PLANTAS MEDICINAIS
PUBLICAÇÃO
sexta-feira, 22 de maio de 2009
Rui Cépil Diniz 
Ilex paraguayensis A. Saint Hilaire.
Aspectos botânicos: Planta pertencente à família das Aquifoliáceas, com altura de 3 até 8 metros. Folhas verdes, brilhantes, alternas, atingindo até 10 centímetros. Flores esbranquiçadas e frutos redondos, avermelhados. Original do sul da América do Sul: Paraguai, Sul do Brasil, Uruguai, Litoral da Argentina e Sul da Bolívia, cresce em terras úmidas, principalmente em regiões altas, estando atualmente ameaçada de extinção pela coleta indiscriminada. Sua floração ocorre na primavera. As coletas são feitas entre dezembro e agosto, quando amadurecem as sementes, sendo a primeira com 3 a 4 anos do plantio, alcançando o máximo em 10 a 15 anos, (permitindo várias coletas ao ano). Tem vida média de até 70 anos, sendo 30 de vida produtiva.
A Argentina é o maior produtor mundial, com uma produção de aproximadamente 280 mil toneladas anuais, que são exportadas para diversos países e com uma área cultivada de aproximadamente 180 mil hectares. No Brasil é cultivada desde o sul do Paraná até o Rio Grande do sul.
✿ Nomes populares: Erva mate, yerba mate, erva do Paraguai, mate, kaa (Guarani), chá dos jesuítas, congonha, chimarrão, tererê.
✿ Histórico: Acredita-se que não era conhecida em tempos pré-colombianos. No século XVI, foi mencionada pelos espanhóis, como tendo um efeitos pernicioso, pelo uso estimulante pelos indígenas.
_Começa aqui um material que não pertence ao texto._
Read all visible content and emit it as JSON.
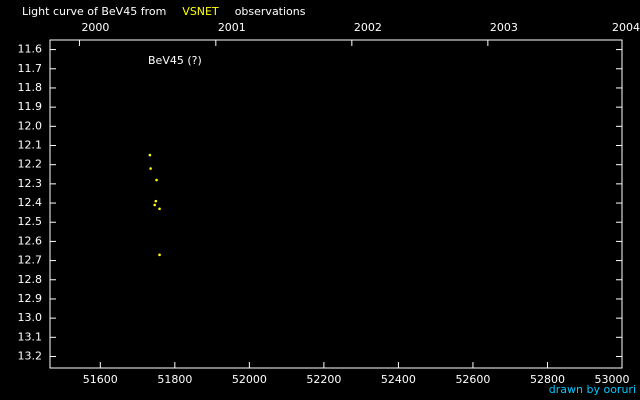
{
  "chart_data": {
    "type": "scatter",
    "title_parts": [
      {
        "text": "Light curve of BeV45 from",
        "color": "#ffffff"
      },
      {
        "text": "VSNET",
        "color": "#ffff00"
      },
      {
        "text": "observations",
        "color": "#ffffff"
      }
    ],
    "annotation": "BeV45 (?)",
    "credit": "drawn by ooruri",
    "credit_color": "#00c8ff",
    "series": [
      {
        "color": "#ffff00",
        "x": [
          51733,
          51735,
          51751,
          51749,
          51746,
          51759,
          51759
        ],
        "values": [
          12.15,
          12.22,
          12.28,
          12.39,
          12.41,
          12.43,
          12.67
        ]
      }
    ],
    "xlim": [
      51465,
      53000
    ],
    "xticks": [
      51600,
      51800,
      52000,
      52200,
      52400,
      52600,
      52800,
      53000
    ],
    "top_ticks": [
      {
        "value": 51544,
        "label": "2000"
      },
      {
        "value": 51910,
        "label": "2001"
      },
      {
        "value": 52275,
        "label": "2002"
      },
      {
        "value": 52640,
        "label": "2003"
      },
      {
        "value": 53005,
        "label": "2004"
      }
    ],
    "ylim": [
      11.55,
      13.26
    ],
    "y_inverted": true,
    "yticks": [
      11.6,
      11.7,
      11.8,
      11.9,
      {
        "value": 12,
        "label": "12.0"
      },
      12.1,
      12.2,
      12.3,
      12.4,
      12.5,
      12.6,
      12.7,
      12.8,
      12.9,
      {
        "value": 13,
        "label": "13.0"
      },
      13.1,
      13.2
    ]
  }
}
Foi entretanto cultivado primeiramente pelos jesuítas, à partir de 1670, até sua expulsão em 1767, tendo então seus cultivos abandonados.
Foi muito utilizada pelos soldados paraguaios durante a guerra do Paraguai, como estimulante, permitindo-lhes passar muito tempo em batalhas, acordados e sem alimentação adequada.
Foi descrita botanicamente pela primeira vez pelo botânico Francês, Auguste C. De Saint Hilaire, em 1822, sendo à partir daí, objeto de diversos estudos, principalmente sobre seus alcalóides.
Somente na segunda metade do século XIX, iniciam-se novas plantações na Argentina, sendo seu uso difundido pelo mundo à partir de então.
✿ Usos terapêuticos: Tônico-estimulante, diurético, digestivo, laxante suave, anti-oxidante, auxiliar na redução do colesterol e em regimes de emagrecimento.
✿ Princípios ativos: Cafeína, teobromina, teofilina, ácido clorogênico e derivados, saponinas, taninos, ácido ursólico, óleos essenciais, rutina, trigonelina, açúcares, minerais diversos (ferro, magnésio, manganês, potássio, sódio, cálcio, etc) e algumas vitaminas (C, B1, B5, ácido nicotínico e beta-caroteno).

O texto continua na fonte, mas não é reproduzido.